GCC Optimization Brain Storming Session

List overview All Threads
Download

newer

older

Perfromance Test Results using...

[ACTIVITY] 2010-12-09

Andrew Stubbs

26 Nov 2010 26 Nov '10

11:11 a.m.

Hi All,

As we discussed on Monday, I think it might be helpful to get a number of knowledgeable people together on a call to discuss GCC optimization opportunities.

So, I'd like to get some idea of who would like to attend, and we'll try to find a slot we can all make. I'm on vacation next week, so I expect it'll be in two or three week's time.

Before we get there, I'd like to have a list of ideas to discuss. Partly so that we don't forget anything, and partly so that people can have a think about them before the day.

I'm really looking for bigger picture stuff, rather than individual poor code generation bugs.

So here's a few to kick off:

* Costs tuning. - GCC 4.6 has a new costs model, but are we making full use of it? - What about optimizing for size? - Do the optimizers take any notice? [1]

* Instruction set coverage. - Are there any ARM/Thumb2 instructions that we are not taking advantage of? [2] - Do we test that we use the instructions we do have? [3]

* Constant pools - it might be a very handy space optimization to have small functions share one constant pool, but the way the passes work one function at a time makes this hard. (LP:625233)

* NEON - There's already a lot of work going on here, and I don't want it to hog all our time, but it might be worth touching on.

What else? I'm not the most experienced person with GCC internals, and I'm relatively new to the ARM specific parts of those, so somebody else must be able to come up with something far more exciting!

So, please, get brain-storming!

Andrew

[1] We discovered recently that combine is happy to take two insns and combine them into a pattern that matches a splitter that then explodes into three insns (partly due to being no longer able to generate pseudo-registers).

[2] For example, I just wrote a patch to add addw and subw support (not yet submitted).

[3] LP:643479 is an example of a case where we don't.

Show replies by date

Mark Mitchell

26 Nov 26 Nov

6:40 p.m.

On 11/26/2010 3:11 AM, Andrew Stubbs wrote:

...

As we discussed on Monday, I think it might be helpful to get a number of knowledgeable people together on a call to discuss GCC optimization opportunities.

I'm not sure I qualify as knowledgeable, and my schedule is a mess, so please don't try to schedule around me -- but please do let me know when the call will be.

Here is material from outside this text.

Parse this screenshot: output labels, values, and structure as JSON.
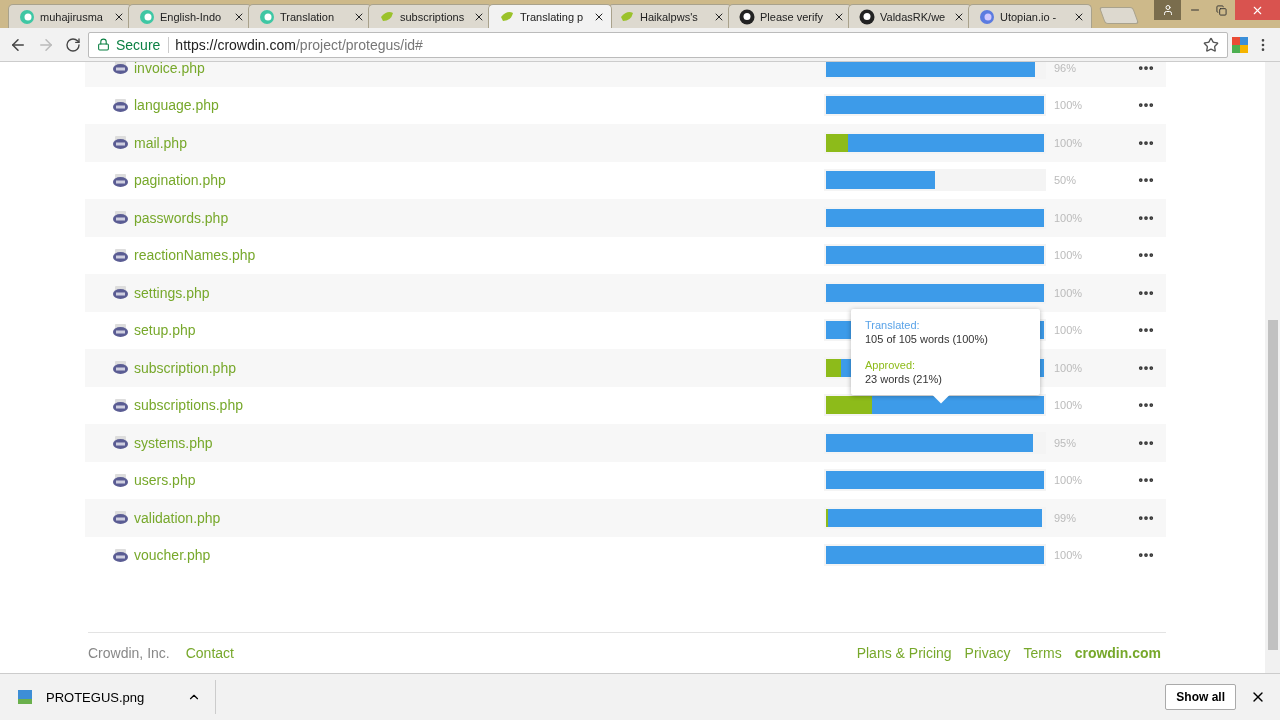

For big-picture issues, I'd be interested in looking at inlining, both on its own, and in the context of profile-directed feedback. My guess is that we're not inlining enough in hot spots, and too much in cold spots. (The latter is important, in that I expect that overall system performance is impacted by larger binaries, leading to more cache misses and page faults.)

As an extension of that idea, and tying into the idea of optimizing for size, I suspect that we (a) ought be optimizing for size automatically in cold code, and (b) that we're probably not doing a great job of optimizing for size. (For example, and making the whole problem circular, I've seen cases where inlining would definitely reduce code size -- but we don't do it. I suspect that cases where many of the arguments to a relatively small function are constants should be considered for inlining even when optimizing for size; you're often going to simplify away the entire function. Perhaps we need to actually be able to try inlining, and back out if it is unprofitable.)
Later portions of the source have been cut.